Сталинизм остается игрушкой политических страстей – не предметом исторического изучения, какое сейчас намечается на Западе, где говорят о сталинской цивилизации. У нас Сталина оценивают в сталинских терминах как величайшего вождя, либо, наоборот, в духе диссидентства называют преступником, по-троцкистки низводят до аппаратной посредственности, что началось с перестройкой и гласностью, возгласившей, среди прочего, и возрождение Троцкого. Возрождали осторожно, не совсем гласно, ползком, подспудно. Автор антисталинских «Детей Арбата» Анатолий Рыбаков обозвал меня (в печати и по телевидению) мошенником за то, что я указал на идейный источник его романа – Троцкого. Судя по выражению лица, писатель был уверен… в своей правоте? Нет, думаю, в безнаказанности: его роман уже называли бессмертным.
Сталин такая же «аппаратная посредственность», каким «капралом-коротышкой» считался Наполеон.
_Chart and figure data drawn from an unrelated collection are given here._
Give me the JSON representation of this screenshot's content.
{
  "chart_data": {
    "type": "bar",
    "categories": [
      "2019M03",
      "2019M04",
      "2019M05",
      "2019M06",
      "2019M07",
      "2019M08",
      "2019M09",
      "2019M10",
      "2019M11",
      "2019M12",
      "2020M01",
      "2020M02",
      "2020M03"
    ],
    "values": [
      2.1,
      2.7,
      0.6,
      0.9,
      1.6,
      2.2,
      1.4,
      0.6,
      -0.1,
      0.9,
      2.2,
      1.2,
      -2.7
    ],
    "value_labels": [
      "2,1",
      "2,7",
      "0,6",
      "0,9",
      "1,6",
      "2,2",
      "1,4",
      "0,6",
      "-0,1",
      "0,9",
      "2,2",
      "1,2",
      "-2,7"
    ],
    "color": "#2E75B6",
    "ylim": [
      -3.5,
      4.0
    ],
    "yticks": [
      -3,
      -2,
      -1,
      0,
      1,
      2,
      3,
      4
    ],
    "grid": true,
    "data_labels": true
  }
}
Кто даже «из бывших», так сказать, «любили Папулю», и те дрожали перед властью и силой. «Папулей» называл Сталина бывший помещик и коннозаводчик Владимир Дмитриевич Метальников – о нём вспоминает драматург Евгений Шварц, рисуя облик одного «из бывших». С детства зная иностранные языки, Владимир Дмитриевич, сделавший занятия досуга средством существования, стал известен как переводчик обошедшей советские театры пьесы Пристли «Опасный поворот», тема: правда глаза колет, вся правда неприемлема всем. Для домашнего употребления переводил Владимир Дмитриевич и с французского. «Перевёл из любви к Папуле», – так он выразился, давая мне отпечатанную на машинке язвительную главу мемуаров генерала де Голля о встрече со Сталиным: первая читанная мной декларация антисталинизма. Но антисталинский текст переводчик распространял не раньше, чем Папули не стало[30].
«Сам не знаю, можно ли верить тому,
что сохранила память».
С. Т. Аксаков. «Детские годы Багрова внука».
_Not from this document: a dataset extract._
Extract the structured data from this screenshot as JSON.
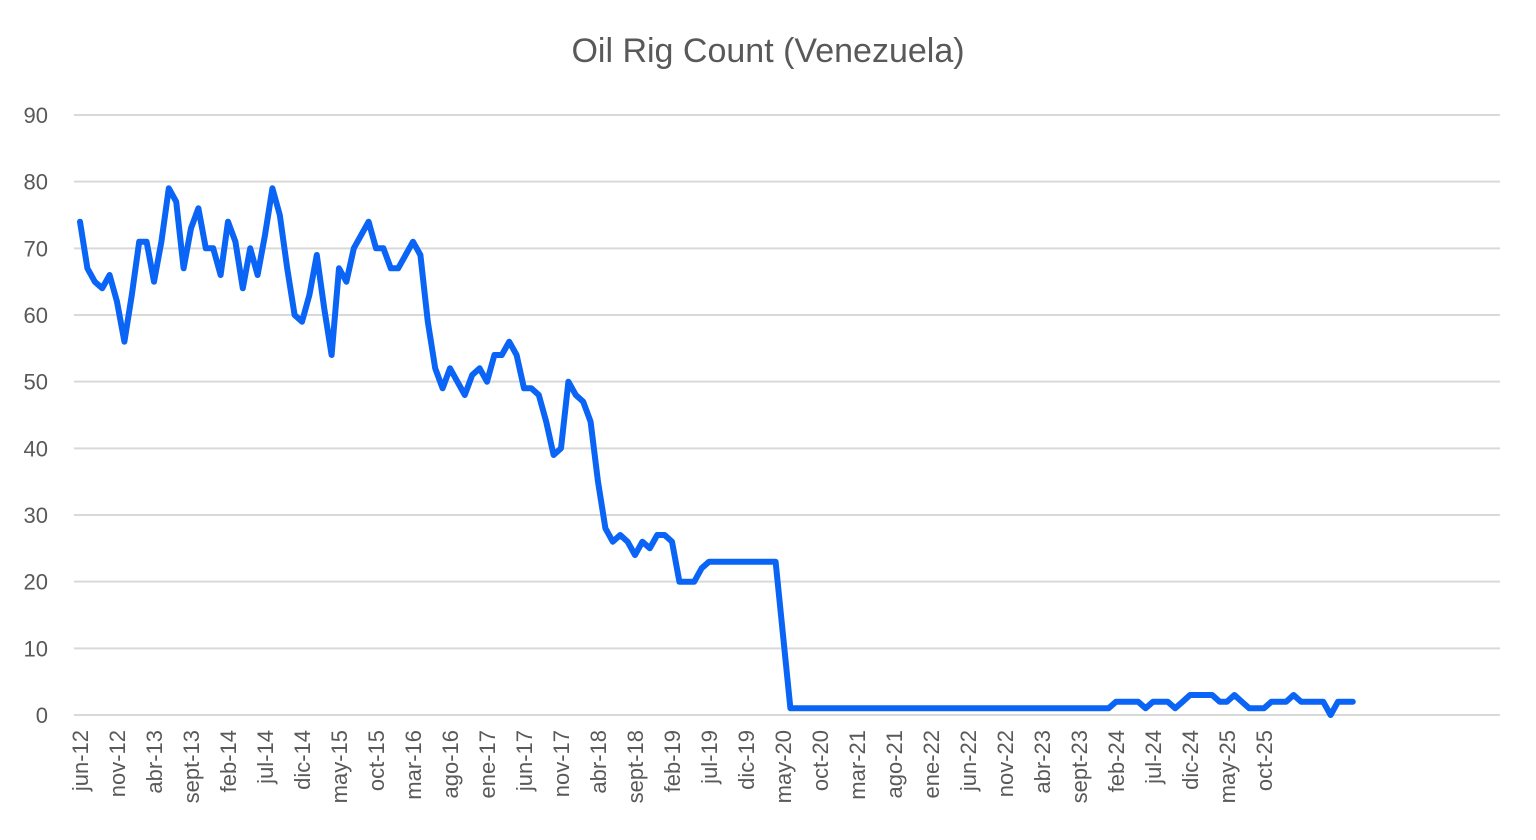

Довоенные годы мое поколение помнит, сознательно – мы дети военных лет. Невзгоды моей семьи невелики в сравнении с пережитым миллионами советских людей. Что испытала за войну семья моей жены, малолетнего узника нацизма, с тем мои тяготы не могу и сравнивать. Нашей семье судьба как бы намекала, чтобы не забывались, существовали мы со всеми вместе под дамокловым мечем, меч нависал, но никому из нас головы не отсек. Только работы лишился отец, один дед в чистку – не за решетку попал, другой – просто в космополиты. Из родственников матери были погибшие в Ленинградскую блокаду, сама она осталась всего лишь без диплома: бомба попала в училище, которое мать успела закончить, но не успела забрать необходимый документ – сгорел, всю свою дальнейшую жизнь пыталась и не могла моя мать доказать, что имеет специальное образование, брать на работу её брали, но большей частью ремесленную. Со стороны отца были раскулаченные, были павшие на фронте, но отец мобилизован не был. Почему мой папа не на войне, я себя в детстве не спрашивал. В зрелые годы узнал: отец явился в военкомат, ему выдали бронь с условием, что его призовут в случае необходимости. В письмах матери читаю: «Если мужа призовут…» Не призвали.
Я за войну не испытал и вовсе ничего, кроме отрыва от Москвы. Тосковал по особому московскому запаху, совсем не благоуханному, но – дитя асфальта: гарь бензина на улице и вонь кошачьей мочи в нашем подъезде столь же дороги и незаменимы, как «звезда полей» для уроженца сельского. Однажды мы с матерью в Подмосковье попали под бомбежку, в Москве прятались от налетов в убежище, выходили под утро: всё небо в заградительных аэростатах. Эвакуировались по Волге на барже, трюм был полон людьми, на переборке возникла фигура в белом халате, врач, предупредил: «В соседнем отсеке размещены больные…», – перечислил остро-заразные и смертельно опасные инфекции.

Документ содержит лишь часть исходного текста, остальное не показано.